You can't help but marvel at the access that the British film-makers behind Bolshoi Babylon were able to gain to such a sacred Russian institution as the Bolshoi. They were making their film in the immediate aftermath of the shocking January 2013 acid attack which nearly blinded Sergei Filin, the Bolshoi Ballet's artistic director. This was a period of utter turmoil at the theatre – a time of scandal and recrimination.
The film captures the tensions within the Bolshoi as Filin's assailant Pavel V Dmitrichenko (a dancer at the Bolshoi) is arrested, a new general director, Vladimir Urin, is appointed, and Filin himself returns to work. The Bolshoi stands for Russia in miniature in this film. The in-fighting reflect what appears to be going on in the country as a whole.
At the same time, the film-makers portray backstage life at the Bolshoi in revealing and intimate detail.
The scenes of the ballet performances themselves, filmed from the wings, are magical.

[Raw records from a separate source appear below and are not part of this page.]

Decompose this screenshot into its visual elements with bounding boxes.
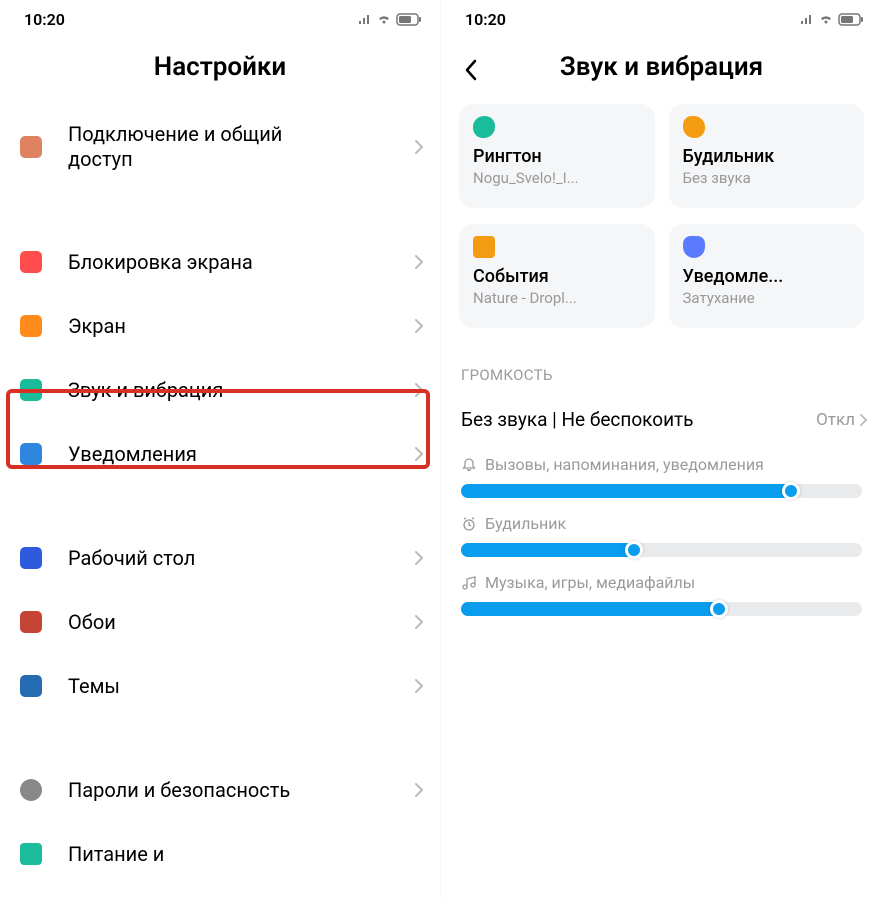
sound-cards-row-2: События Nature - Dropl... Уведомле... За… [441, 224, 882, 344]
slider-ring: Вызовы, напоминания, уведомления [441, 445, 882, 504]
row-label: Звук и вибрация [68, 378, 414, 403]
row-label: Уведомления [68, 442, 414, 467]
signal-icon [358, 13, 372, 25]
signal-icon [800, 13, 814, 25]
settings-list: Подключение и общий доступ Блокировка эк… [0, 104, 440, 886]
row-label: Рабочий стол [68, 546, 414, 571]
card-ringtone[interactable]: Рингтон Nogu_Svelo!_I... [459, 104, 655, 208]
row-label: Питание и [68, 842, 424, 867]
alarm-icon [683, 116, 711, 140]
lock-icon [20, 248, 54, 276]
battery-icon [396, 13, 422, 26]
dnd-value: Откл [816, 410, 855, 430]
card-notifications[interactable]: Уведомле... Затухание [669, 224, 865, 328]
status-time: 10:20 [24, 10, 65, 29]
home-icon [20, 544, 54, 572]
page-title: Настройки [0, 34, 440, 104]
back-button[interactable] [457, 56, 485, 84]
chevron-left-icon [464, 59, 478, 81]
slider-label: Вызовы, напоминания, уведомления [461, 455, 862, 474]
card-title: События [473, 266, 641, 287]
slider-thumb[interactable] [625, 541, 643, 559]
music-outline-icon [461, 575, 477, 591]
sound-icon [20, 376, 54, 404]
row-home-screen[interactable]: Рабочий стол [0, 526, 440, 590]
row-wallpaper[interactable]: Обои [0, 590, 440, 654]
status-icons [800, 13, 864, 26]
chevron-right-icon [859, 413, 868, 427]
row-passwords-security[interactable]: Пароли и безопасность [0, 758, 440, 822]
row-label: Пароли и безопасность [68, 778, 414, 803]
slider-label: Музыка, игры, медиафайлы [461, 573, 862, 592]
ringtone-icon [473, 116, 501, 140]
sound-screen: 10:20 Звук и вибрация Рингтон Nogu_Svelo… [441, 0, 882, 898]
bell-outline-icon [461, 457, 477, 473]
dnd-label: Без звука | Не беспокоить [461, 408, 816, 431]
card-subtitle: Без звука [683, 169, 851, 187]
row-dnd[interactable]: Без звука | Не беспокоить Откл [441, 394, 882, 445]
wifi-icon [818, 13, 834, 25]
card-subtitle: Затухание [683, 289, 851, 307]
row-battery[interactable]: Питание и [0, 822, 440, 886]
chevron-right-icon [414, 550, 424, 566]
wallpaper-icon [20, 608, 54, 636]
row-notifications[interactable]: Уведомления [0, 422, 440, 486]
card-subtitle: Nature - Dropl... [473, 289, 641, 307]
row-label: Темы [68, 674, 414, 699]
chevron-right-icon [414, 318, 424, 334]
chevron-right-icon [414, 254, 424, 270]
battery-icon [838, 13, 864, 26]
card-title: Будильник [683, 146, 851, 167]
tethering-icon [20, 133, 54, 161]
slider-label: Будильник [461, 514, 862, 533]
settings-screen: 10:20 Настройки Подключение и общий дост… [0, 0, 441, 898]
chevron-right-icon [414, 139, 424, 155]
status-time: 10:20 [465, 10, 506, 29]
slider-fill [461, 602, 726, 616]
slider-thumb[interactable] [782, 482, 800, 500]
card-events[interactable]: События Nature - Dropl... [459, 224, 655, 328]
slider-alarm: Будильник [441, 504, 882, 563]
sound-cards-row-1: Рингтон Nogu_Svelo!_I... Будильник Без з… [441, 104, 882, 224]
slider-track[interactable] [461, 602, 862, 616]
row-sound-vibration[interactable]: Звук и вибрация [0, 358, 440, 422]
wifi-icon [376, 13, 392, 25]
row-label: Экран [68, 314, 414, 339]
chevron-right-icon [414, 678, 424, 694]
battery-settings-icon [20, 840, 54, 868]
slider-track[interactable] [461, 484, 862, 498]
row-themes[interactable]: Темы [0, 654, 440, 718]
notifications-icon [20, 440, 54, 468]
row-label: Обои [68, 610, 414, 635]
row-display[interactable]: Экран [0, 294, 440, 358]
events-icon [473, 236, 501, 260]
slider-fill [461, 543, 641, 557]
status-icons [358, 13, 422, 26]
display-icon [20, 312, 54, 340]
themes-icon [20, 672, 54, 700]
bell-icon [683, 236, 711, 260]
row-lock-screen[interactable]: Блокировка экрана [0, 230, 440, 294]
page-title: Звук и вибрация [441, 34, 882, 104]
slider-thumb[interactable] [710, 600, 728, 618]
chevron-right-icon [414, 446, 424, 462]
row-label: Подключение и общий доступ [68, 122, 414, 172]
chevron-right-icon [414, 614, 424, 630]
slider-fill [461, 484, 798, 498]
chevron-right-icon [414, 382, 424, 398]
security-icon [20, 776, 54, 804]
card-title: Уведомле... [683, 266, 851, 287]
status-bar: 10:20 [441, 0, 882, 34]
card-title: Рингтон [473, 146, 641, 167]
slider-track[interactable] [461, 543, 862, 557]
section-volume-label: ГРОМКОСТЬ [441, 344, 882, 394]
card-subtitle: Nogu_Svelo!_I... [473, 169, 641, 187]
card-alarm[interactable]: Будильник Без звука [669, 104, 865, 208]
alarm-outline-icon [461, 516, 477, 532]
chevron-right-icon [414, 782, 424, 798]
status-bar: 10:20 [0, 0, 440, 34]
slider-media: Музыка, игры, медиафайлы [441, 563, 882, 622]
row-connection-sharing[interactable]: Подключение и общий доступ [0, 104, 440, 190]
row-label: Блокировка экрана [68, 250, 414, 275]
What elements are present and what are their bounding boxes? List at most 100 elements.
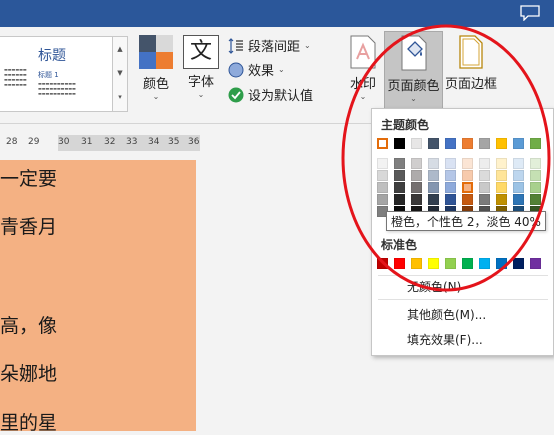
theme-color-swatch[interactable]	[530, 138, 541, 149]
page-color-button[interactable]: 页面颜色 ⌄	[384, 31, 443, 111]
theme-shade-swatch[interactable]	[530, 194, 541, 205]
theme-color-swatch[interactable]	[462, 138, 473, 149]
theme-shade-swatch[interactable]	[411, 194, 422, 205]
more-colors-option[interactable]: 其他颜色(M)...	[407, 306, 486, 323]
theme-shade-swatch[interactable]	[496, 182, 507, 193]
document-page[interactable]: 一定要 青香月 高，像 朵娜地 里的星	[0, 160, 196, 434]
gallery-more-icon[interactable]: ▾	[113, 85, 127, 109]
theme-shade-swatch[interactable]	[462, 194, 473, 205]
theme-shade-swatch[interactable]	[496, 194, 507, 205]
theme-color-swatch[interactable]	[411, 138, 422, 149]
theme-shade-swatch[interactable]	[377, 158, 388, 169]
theme-shade-swatch[interactable]	[394, 170, 405, 181]
theme-shade-swatch[interactable]	[479, 194, 490, 205]
standard-color-swatch[interactable]	[496, 258, 507, 269]
gallery-preview-text-left: ▬▬▬▬▬▬ ▬▬▬▬▬▬ ▬▬▬▬▬▬ ▬▬▬▬▬▬	[4, 67, 27, 87]
theme-shade-swatch[interactable]	[411, 158, 422, 169]
theme-shade-swatch[interactable]	[496, 170, 507, 181]
theme-shade-swatch[interactable]	[513, 182, 524, 193]
theme-shade-swatch[interactable]	[428, 170, 439, 181]
color-palette-icon	[139, 35, 173, 69]
theme-color-swatch[interactable]	[428, 138, 439, 149]
theme-shade-swatch[interactable]	[530, 158, 541, 169]
colors-button[interactable]: 颜色 ⌄	[136, 35, 176, 101]
standard-color-swatch[interactable]	[445, 258, 456, 269]
theme-shade-swatch[interactable]	[479, 158, 490, 169]
ruler-number: 34	[148, 137, 160, 147]
watermark-icon	[350, 35, 376, 69]
theme-shade-swatch[interactable]	[428, 194, 439, 205]
document-text-line: 一定要	[0, 168, 58, 190]
ruler-number: 28	[6, 137, 18, 147]
theme-shade-swatch[interactable]	[394, 194, 405, 205]
chevron-down-icon: ⌄	[152, 92, 160, 101]
standard-color-swatch[interactable]	[428, 258, 439, 269]
theme-color-swatch[interactable]	[445, 138, 456, 149]
theme-shade-swatch[interactable]	[462, 182, 473, 193]
theme-shade-swatch[interactable]	[428, 182, 439, 193]
standard-color-swatch[interactable]	[530, 258, 541, 269]
gallery-up-icon[interactable]: ▲	[113, 37, 127, 61]
comments-icon[interactable]	[520, 5, 540, 21]
theme-shade-swatch[interactable]	[394, 158, 405, 169]
theme-shade-swatch[interactable]	[394, 182, 405, 193]
theme-color-swatch[interactable]	[394, 138, 405, 149]
no-color-option[interactable]: 无颜色(N)	[407, 278, 461, 295]
fonts-label: 字体	[187, 75, 214, 90]
fill-effects-option[interactable]: 填充效果(F)...	[407, 331, 483, 348]
fonts-button[interactable]: 文 字体 ⌄	[182, 35, 220, 99]
theme-shade-swatch[interactable]	[479, 170, 490, 181]
theme-shade-swatch[interactable]	[513, 170, 524, 181]
theme-shade-swatch[interactable]	[513, 194, 524, 205]
theme-color-swatch[interactable]	[377, 138, 388, 149]
effects-button[interactable]: 效果 ⌄	[228, 60, 285, 79]
set-as-default-label: 设为默认值	[248, 89, 314, 104]
theme-shade-swatch[interactable]	[479, 182, 490, 193]
paragraph-spacing-icon	[228, 37, 243, 54]
document-text-line: 高，像	[0, 315, 58, 337]
theme-shade-swatch[interactable]	[377, 170, 388, 181]
menu-divider	[378, 275, 548, 276]
theme-shade-swatch[interactable]	[445, 170, 456, 181]
theme-color-swatch[interactable]	[479, 138, 490, 149]
theme-shade-swatch[interactable]	[513, 158, 524, 169]
ruler-number: 36	[188, 137, 200, 147]
gallery-title-sample: 标题	[38, 48, 66, 64]
theme-shade-swatch[interactable]	[377, 194, 388, 205]
theme-shade-swatch[interactable]	[428, 158, 439, 169]
theme-shade-swatch[interactable]	[377, 182, 388, 193]
theme-colors-heading: 主题颜色	[381, 118, 430, 132]
theme-shade-swatch[interactable]	[462, 170, 473, 181]
set-as-default-button[interactable]: 设为默认值	[228, 85, 313, 104]
gallery-down-icon[interactable]: ▼	[113, 61, 127, 85]
style-set-gallery[interactable]: ▬▬▬▬▬▬ ▬▬▬▬▬▬ ▬▬▬▬▬▬ ▬▬▬▬▬▬ 标题 标题 1 ▬▬▬▬▬▬▬…	[0, 36, 113, 112]
document-text-line: 朵娜地	[0, 363, 58, 385]
standard-color-swatch[interactable]	[411, 258, 422, 269]
paragraph-spacing-button[interactable]: 段落间距 ⌄	[228, 36, 311, 55]
ruler-number: 35	[168, 137, 180, 147]
standard-color-swatch[interactable]	[377, 258, 388, 269]
standard-color-swatch[interactable]	[462, 258, 473, 269]
standard-color-swatch[interactable]	[479, 258, 490, 269]
theme-shade-swatch[interactable]	[530, 170, 541, 181]
theme-shade-swatch[interactable]	[530, 182, 541, 193]
fonts-glyph-icon: 文	[183, 35, 219, 69]
theme-shade-swatch[interactable]	[496, 158, 507, 169]
theme-shade-swatch[interactable]	[445, 194, 456, 205]
theme-shade-swatch[interactable]	[411, 170, 422, 181]
horizontal-ruler: 28 29 30 31 32 33 34 35 36	[0, 135, 200, 151]
theme-color-swatch[interactable]	[496, 138, 507, 149]
page-borders-button[interactable]: 页面边框	[443, 35, 499, 92]
theme-shade-swatch[interactable]	[445, 158, 456, 169]
paragraph-spacing-label: 段落间距	[248, 40, 301, 55]
standard-color-swatch[interactable]	[513, 258, 524, 269]
watermark-button[interactable]: 水印 ⌄	[344, 35, 382, 101]
chevron-down-icon: ⌄	[410, 94, 417, 103]
theme-color-swatch[interactable]	[513, 138, 524, 149]
theme-shade-swatch[interactable]	[462, 158, 473, 169]
standard-colors-heading: 标准色	[381, 238, 418, 252]
theme-shade-swatch[interactable]	[411, 182, 422, 193]
standard-color-swatch[interactable]	[394, 258, 405, 269]
colors-label: 颜色	[142, 77, 169, 92]
theme-shade-swatch[interactable]	[445, 182, 456, 193]
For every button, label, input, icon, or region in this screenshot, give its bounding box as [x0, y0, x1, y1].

The dancers make very personable and frank interviewees, talking openly about the insecurity of their working lives – their rivalries, bitterness and thwarted ambition.
One of the "ballet masters," the veteran Boris Akimov, in his 50th year at the Bolshoi, sums it up best when he points out: "The world of theatre is cruel. It looks beautiful from the outside. When you see the stage, there is beautiful movement and love and romance – but underneath everything is boiling."
The film may not fill you with admiration for Filin himself, who is a charismatic but very divisive figure, but it certainly induces a sense of awe about the work of the company itself.